We are also busy, really busy; busy being busy. So we may be far less suspicious of a well-timed mail from somebody posing as HR with the title ‘You are required to attend a disciplinary meeting’ or an email from what looks like your boss entitled ‘I need you to look at this urgently’. These are the types of smarter, spear phishing attacks that are able to side step even the most attuned user.

Technology doesn’t have to be the enemy when there is technology that exists that is as progressive and forward thinking as those that seek to exploit it for criminal purposes.

It is our responsibility as an industry to give users more relevant and contextual tools to protect them from the proven sophistication of these attacks.
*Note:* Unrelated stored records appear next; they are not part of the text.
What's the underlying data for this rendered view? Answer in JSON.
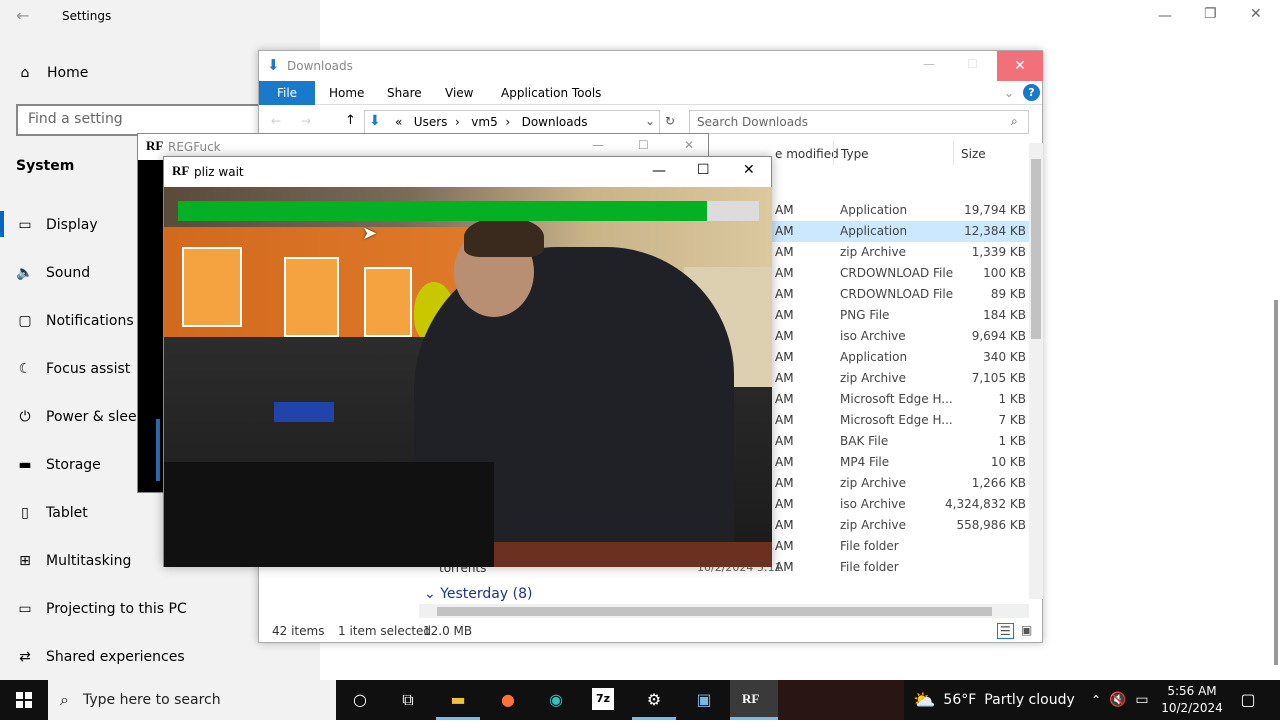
{
  "settings": {
    "title": "Settings",
    "home_label": "Home",
    "search_placeholder": "Find a setting",
    "section": "System",
    "nav": [
      {
        "label": "Display",
        "icon": "monitor-icon"
      },
      {
        "label": "Sound",
        "icon": "speaker-icon"
      },
      {
        "label": "Notifications &",
        "icon": "notification-icon"
      },
      {
        "label": "Focus assist",
        "icon": "moon-icon"
      },
      {
        "label": "Power & sleep",
        "icon": "power-icon"
      },
      {
        "label": "Storage",
        "icon": "storage-icon"
      },
      {
        "label": "Tablet",
        "icon": "tablet-icon"
      },
      {
        "label": "Multitasking",
        "icon": "multitask-icon"
      },
      {
        "label": "Projecting to this PC",
        "icon": "project-icon"
      },
      {
        "label": "Shared experiences",
        "icon": "shared-icon"
      }
    ]
  },
  "explorer": {
    "title": "Downloads",
    "ribbon": {
      "file": "File",
      "home": "Home",
      "share": "Share",
      "view": "View",
      "app_tools": "Application Tools"
    },
    "breadcrumb": {
      "prefix": "«",
      "p1": "Users",
      "p2": "vm5",
      "p3": "Downloads"
    },
    "search_placeholder": "Search Downloads",
    "columns": {
      "date": "e modified",
      "type": "Type",
      "size": "Size"
    },
    "rows": [
      {
        "time": "AM",
        "type": "Application",
        "size": "19,794 KB"
      },
      {
        "time": "AM",
        "type": "Application",
        "size": "12,384 KB"
      },
      {
        "time": "AM",
        "type": "zip Archive",
        "size": "1,339 KB"
      },
      {
        "time": "AM",
        "type": "CRDOWNLOAD File",
        "size": "100 KB"
      },
      {
        "time": "AM",
        "type": "CRDOWNLOAD File",
        "size": "89 KB"
      },
      {
        "time": "AM",
        "type": "PNG File",
        "size": "184 KB"
      },
      {
        "time": "AM",
        "type": "iso Archive",
        "size": "9,694 KB"
      },
      {
        "time": "AM",
        "type": "Application",
        "size": "340 KB"
      },
      {
        "time": "AM",
        "type": "zip Archive",
        "size": "7,105 KB"
      },
      {
        "time": "AM",
        "type": "Microsoft Edge H...",
        "size": "1 KB"
      },
      {
        "time": "AM",
        "type": "Microsoft Edge H...",
        "size": "7 KB"
      },
      {
        "time": "AM",
        "type": "BAK File",
        "size": "1 KB"
      },
      {
        "time": "AM",
        "type": "MP4 File",
        "size": "10 KB"
      },
      {
        "time": "AM",
        "type": "zip Archive",
        "size": "1,266 KB"
      },
      {
        "time": "AM",
        "type": "iso Archive",
        "size": "4,324,832 KB"
      },
      {
        "time": "AM",
        "type": "zip Archive",
        "size": "558,986 KB"
      },
      {
        "time": "AM",
        "type": "File folder",
        "size": ""
      },
      {
        "time": "AM",
        "type": "File folder",
        "size": ""
      }
    ],
    "torrents_name": "torrents",
    "torrents_date": "10/2/2024 5:11",
    "group_label": "Yesterday (8)",
    "status": {
      "items": "42 items",
      "selected": "1 item selected",
      "size": "12.0 MB"
    }
  },
  "regfuck": {
    "title": "REGFuck",
    "logo": "RF"
  },
  "pliz": {
    "title": "pliz wait",
    "logo": "RF",
    "progress": 0.91
  },
  "taskbar": {
    "search_placeholder": "Type here to search",
    "weather_temp": "56°F",
    "weather_desc": "Partly cloudy",
    "time": "5:56 AM",
    "date": "10/2/2024",
    "rf_label": "RF",
    "app_7z": "7z"
  },
  "colors": {
    "accent": "#0067c0",
    "progress": "#06b025",
    "close_hover": "#f1707a",
    "selection": "#cce8ff"
  }
}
There are ways to enjoy all of the benefits of our digital revolution, use the apps and devices we love, where and how we want, knowing there is somebody or something qualified and equipped to fight our corner.

Summary

Whether you’ve worked in this industry a long time or you’re a fledgling digital native, knowing that there is bad stuff out there is hardly going to be news to you but the biggest risk we all face is relying on the redundant scary stories as our education and dated security tools as protection.

The hard truth is many security products that are available on the market today were designed to protect the world some 15 years ago but have been dusted off, polished a little, re-branded to say something about cloud and are somehow still in business.

Almost all have no meaningful grasp on the applications market and with Web App attacks constituting 10% of all incidents (and 95% of these include harvesting credentials then logging into cloud applications with them), it makes no sense at all to rely on a technology designed to protect a world before Apps even existed.

We also can’t expect users to be aware of every potential threat, they have a day job to do and let’s face it, education takes time and too many (security professionals among them) hang onto best practice long after it is either relevant or useful.

Successful, current and relevant cyber security applies greater intelligence than those that seek to break it. A more astute approach to human behaviour than the bad guys and advanced progressive tools that allows complete user visibility in real time, anywhere and on any device.

Technology that is designed to serve as a superior adversary to the bad guys, that follows the user with productivity and protection at its very core and has the ability to spot and prevent unusual or malicious behaviour as it happens, is our clear path forward.

Sophisticated crime needs an even more sophisticated adversary. Will phishing go away anytime soon, we seriously doubt it. Let yesterdays security giants reminisce about days gone by and scary stories that are long since past. We tend to favour taking those learnings, protect the here and now and plan for tomorrow.